Com o tempo, suas obras foram se tornando mais delicadas e os traços mais essenciais. A síntese entre oriente e ocidente se consumava cada vez mais e o Mistério parecia se apoderar sempre mais de sua criatividade. Utilizava materiais que traduzissem a beleza do culto: a Jerusalém Celeste jamais pode ser construída com plásticos ou materiais mentirosos. Não precisa de luxo, mas de verdade. Portanto, a matéria deve respirar eternidade.
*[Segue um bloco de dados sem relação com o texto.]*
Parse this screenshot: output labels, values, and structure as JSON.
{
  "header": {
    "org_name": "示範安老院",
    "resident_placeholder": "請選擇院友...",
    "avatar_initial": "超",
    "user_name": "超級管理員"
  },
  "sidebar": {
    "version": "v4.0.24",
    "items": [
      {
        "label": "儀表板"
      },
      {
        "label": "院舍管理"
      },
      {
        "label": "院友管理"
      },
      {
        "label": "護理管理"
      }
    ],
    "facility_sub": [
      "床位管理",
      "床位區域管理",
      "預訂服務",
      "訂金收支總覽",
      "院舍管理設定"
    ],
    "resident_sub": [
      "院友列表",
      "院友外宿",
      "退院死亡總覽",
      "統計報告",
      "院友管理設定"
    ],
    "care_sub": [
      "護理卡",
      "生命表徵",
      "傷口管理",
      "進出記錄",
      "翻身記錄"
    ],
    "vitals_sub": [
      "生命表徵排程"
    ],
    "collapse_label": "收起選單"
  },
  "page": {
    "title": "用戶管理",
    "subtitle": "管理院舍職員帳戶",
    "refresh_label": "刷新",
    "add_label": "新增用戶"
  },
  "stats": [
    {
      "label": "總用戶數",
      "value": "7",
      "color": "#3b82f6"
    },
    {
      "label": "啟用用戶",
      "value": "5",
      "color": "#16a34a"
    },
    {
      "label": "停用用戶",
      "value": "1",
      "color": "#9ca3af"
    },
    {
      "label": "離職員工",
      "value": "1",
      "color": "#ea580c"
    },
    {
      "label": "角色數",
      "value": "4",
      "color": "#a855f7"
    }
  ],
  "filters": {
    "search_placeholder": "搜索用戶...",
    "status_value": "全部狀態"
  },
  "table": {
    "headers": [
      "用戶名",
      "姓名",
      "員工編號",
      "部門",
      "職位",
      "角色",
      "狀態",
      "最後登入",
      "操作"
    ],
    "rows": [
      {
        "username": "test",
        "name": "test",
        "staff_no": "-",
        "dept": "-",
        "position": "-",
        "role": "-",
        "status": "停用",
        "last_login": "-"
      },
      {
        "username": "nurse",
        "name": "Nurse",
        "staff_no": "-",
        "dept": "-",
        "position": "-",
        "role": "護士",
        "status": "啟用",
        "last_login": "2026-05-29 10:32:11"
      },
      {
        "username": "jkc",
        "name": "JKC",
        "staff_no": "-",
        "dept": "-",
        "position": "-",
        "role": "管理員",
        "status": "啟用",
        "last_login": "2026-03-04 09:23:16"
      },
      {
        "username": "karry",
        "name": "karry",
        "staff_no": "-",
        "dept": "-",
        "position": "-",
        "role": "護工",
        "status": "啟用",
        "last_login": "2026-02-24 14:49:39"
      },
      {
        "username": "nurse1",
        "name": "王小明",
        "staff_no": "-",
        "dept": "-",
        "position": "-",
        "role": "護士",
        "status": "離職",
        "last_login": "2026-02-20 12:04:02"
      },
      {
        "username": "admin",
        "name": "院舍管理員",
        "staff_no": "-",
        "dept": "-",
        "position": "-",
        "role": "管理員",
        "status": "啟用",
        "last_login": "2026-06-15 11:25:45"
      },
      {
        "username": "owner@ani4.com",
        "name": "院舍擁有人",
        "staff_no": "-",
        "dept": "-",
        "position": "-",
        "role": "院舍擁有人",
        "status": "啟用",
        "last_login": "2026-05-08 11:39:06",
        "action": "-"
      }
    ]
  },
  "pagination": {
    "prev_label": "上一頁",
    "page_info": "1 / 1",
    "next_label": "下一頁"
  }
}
A pedra, a madeira, o metal, o vidro, os azulejos, os objetos litúrgicos, as alfaias, tudo grita e proclama a glória: “A Palavra se fez carne” (Jo 1,14). “Toda forma, o traço, a cor, o som, o movimento, o gesto do ser cristão é essencialmente continuidade do Mistério da Encarnação ou não é”, assim repetidamente, falava Cláudio.

Os últimos anos
No final da década de 1990, Cláudio foi convidado para sua obra mais importante: concluir o interior da Basílica de Aparecida, que na época tinha as paredes nuas, sem nenhuma obra de arte. Ainda no início dos trabalhos, em função de uma crise hepática, entrou num coma que durou quarenta dias. Praticamente renascido, seus últimos anos foram marcados pelos sofrimentos advindos de uma saúde muito comprometida e por uma produção artística que impressionava a ele mesmo. Nunca havia produzido tanto ou sido tão reconhecido.
É o período em que mais se dedica à ambientação, renovação e restauro dos templos católicos. As comunidades, das pessoas simples do interior do Brasil aos membros de grandes associações europeias, sempre gostaram e se renovaram com suas obras. Por isso, hoje em dia, existem centenas de espaços religiosos de sua autoria no Brasil, na Itália, Alemanha, França e Espanha.

Moderno e fiel às raízes
A síntese artística e a personalidade de Cláudio Pastro muitas vezes despertaram polêmicas – aliás, despertar polêmicas sempre foi uma característica que compartilhou com boa parte dos gênios artísticos de todos os tempos. Contudo, o estudioso bem informado constata que suas ideias estavam em sintonia com a mais antiga e genuína tradição artística cristã. O ponto de partida para a compreensão de sua obra é a distinção entre arte de culto e arte de devoção.
A primeira, característica dos primeiros séculos do cristianismo e do catolicismo oriental, está a serviço da contemplação do Mistério e de sua presença objetiva no mundo, segue indicações litúrgicas e não a subjetividade do artista. A arte de devoção, que vigorou na Europa do Concilio de Trento, está muito mais vinculada à subjetividade do artista, ressalta sua sensibilidade e seus dotes artísticos. É o homem interpretando, à sua medida, o Mistério.
Assim, os ícones bizantinos – exemplo típico da arte de culto – frequentemente mostram Cristo e Nossa Senhora muito maiores fisicamente que os apóstolos, porque à luz do Mistério eles são mesmo maiores do que os demais seres humanos. Já Cristo e Nossa Senhora na arte barroca, tipicamente devocional, são totalmente “realistas”, denotando a capacidade individual do artista e procurando despertar nossas emoções pessoais diante da glória ou do sofrimento dos personagens bíblicos.
A sensibilidade religiosa brasileira é tipicamente devocional, daí a dificuldade de entender a arte de Cláudio Pastro, voltada ao culto mais que à devoção. Porém, quem acompanhou sua trajetória artística percebe o entrelaçamento de sua arte sacra com a alma brasileira.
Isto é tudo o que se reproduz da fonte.